Even my bookcase was cleaned out, although it has always been very neat and orderly. I love the way it looks even more now. I colour-coordinated my books in the 1990s, long before 'rainbow bookshelves' became a design trend. 

It seems strange to think that someone who buys so little and practices environmental responsibility and minimalism would have so many things to declutter and dispose of. In my defence, most of the items were not things I purchased. Most, like newspaper articles, are things that are already there. Some are just items brought home from events, trips and outings -- foreign coins from my travels, programmes from a play, door gifts from dinner parties. Many are gifts, although I specifically ask for 'No Presents But Your Presence' from friends and family during special occasions. Even my parents can't get rid of their habit of getting me 'a little something' on their many trips abroad, despite knowing that I don't want 'stuff', and have always told them to bring back edible treats from their travels because food is not wasteful and allows a better glimpse into a different culture better than a plastic Made-In-China fridge magnet can. I hope one day my loved ones will truly understand that I mean it when I say 'no presents', and that more people will start to prefer giving and receiving experience and waste-free gifts. 

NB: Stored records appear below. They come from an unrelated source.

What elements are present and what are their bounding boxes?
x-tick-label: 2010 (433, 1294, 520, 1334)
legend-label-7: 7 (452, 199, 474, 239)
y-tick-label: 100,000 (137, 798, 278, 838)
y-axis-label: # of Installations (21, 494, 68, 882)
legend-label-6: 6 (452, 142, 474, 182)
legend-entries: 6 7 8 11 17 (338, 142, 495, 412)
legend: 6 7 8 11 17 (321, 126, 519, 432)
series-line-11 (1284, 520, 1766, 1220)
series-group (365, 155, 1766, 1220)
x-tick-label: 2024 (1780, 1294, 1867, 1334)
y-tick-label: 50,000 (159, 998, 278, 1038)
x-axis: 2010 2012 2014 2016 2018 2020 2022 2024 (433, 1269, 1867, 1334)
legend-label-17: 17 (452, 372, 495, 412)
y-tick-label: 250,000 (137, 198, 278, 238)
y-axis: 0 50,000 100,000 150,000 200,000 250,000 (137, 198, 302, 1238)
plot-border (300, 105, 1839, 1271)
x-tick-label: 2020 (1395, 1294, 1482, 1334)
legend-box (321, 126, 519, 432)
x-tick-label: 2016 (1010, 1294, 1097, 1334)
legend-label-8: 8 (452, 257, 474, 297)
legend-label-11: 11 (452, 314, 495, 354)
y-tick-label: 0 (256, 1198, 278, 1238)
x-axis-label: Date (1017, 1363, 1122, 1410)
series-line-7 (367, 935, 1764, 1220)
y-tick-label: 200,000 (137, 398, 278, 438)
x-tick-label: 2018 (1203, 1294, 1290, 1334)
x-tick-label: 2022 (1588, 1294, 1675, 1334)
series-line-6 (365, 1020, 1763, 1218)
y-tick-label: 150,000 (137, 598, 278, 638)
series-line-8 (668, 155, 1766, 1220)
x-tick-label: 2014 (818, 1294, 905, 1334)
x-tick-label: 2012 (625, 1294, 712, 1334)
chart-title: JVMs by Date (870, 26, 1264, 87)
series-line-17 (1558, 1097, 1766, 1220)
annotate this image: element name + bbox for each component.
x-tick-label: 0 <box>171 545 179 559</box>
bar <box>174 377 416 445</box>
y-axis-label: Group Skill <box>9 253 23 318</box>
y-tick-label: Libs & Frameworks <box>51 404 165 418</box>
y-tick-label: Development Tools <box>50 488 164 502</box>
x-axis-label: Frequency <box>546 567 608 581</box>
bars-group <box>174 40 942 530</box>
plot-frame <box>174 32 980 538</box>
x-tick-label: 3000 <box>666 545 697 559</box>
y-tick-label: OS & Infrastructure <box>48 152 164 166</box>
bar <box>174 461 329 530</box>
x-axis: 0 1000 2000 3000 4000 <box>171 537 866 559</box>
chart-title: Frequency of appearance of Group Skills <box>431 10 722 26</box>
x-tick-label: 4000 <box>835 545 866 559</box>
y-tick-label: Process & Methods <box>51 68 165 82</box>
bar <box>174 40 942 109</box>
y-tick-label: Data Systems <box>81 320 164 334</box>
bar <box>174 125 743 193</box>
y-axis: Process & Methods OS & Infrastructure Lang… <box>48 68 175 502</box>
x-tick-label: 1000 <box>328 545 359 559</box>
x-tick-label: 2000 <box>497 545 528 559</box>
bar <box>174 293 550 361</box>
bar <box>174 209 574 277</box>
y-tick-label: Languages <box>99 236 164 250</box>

7. Give up something for a month. 

For the longest time, I have fallen into the habit of not exercising daily, using my weekly scheduled Skate Sessions and Kickboxing Classes as an excuse. For all of February, however, I gave up the habit of Not Exercising Daily. Several times a day, I make the time to stretch, limber up, do strength-building exercises (bicep curls, fist push-ups and wrist grips) in my room at work or even during my bathroom breaks. When I get home, I do abdominal curls and planks in between household chores. My back feels stronger and my neck and shoulders are not quite so stiff anymore. More importantly, exercising daily gives me a natural high, so this is a habit I am happy to continue for the rest of my life.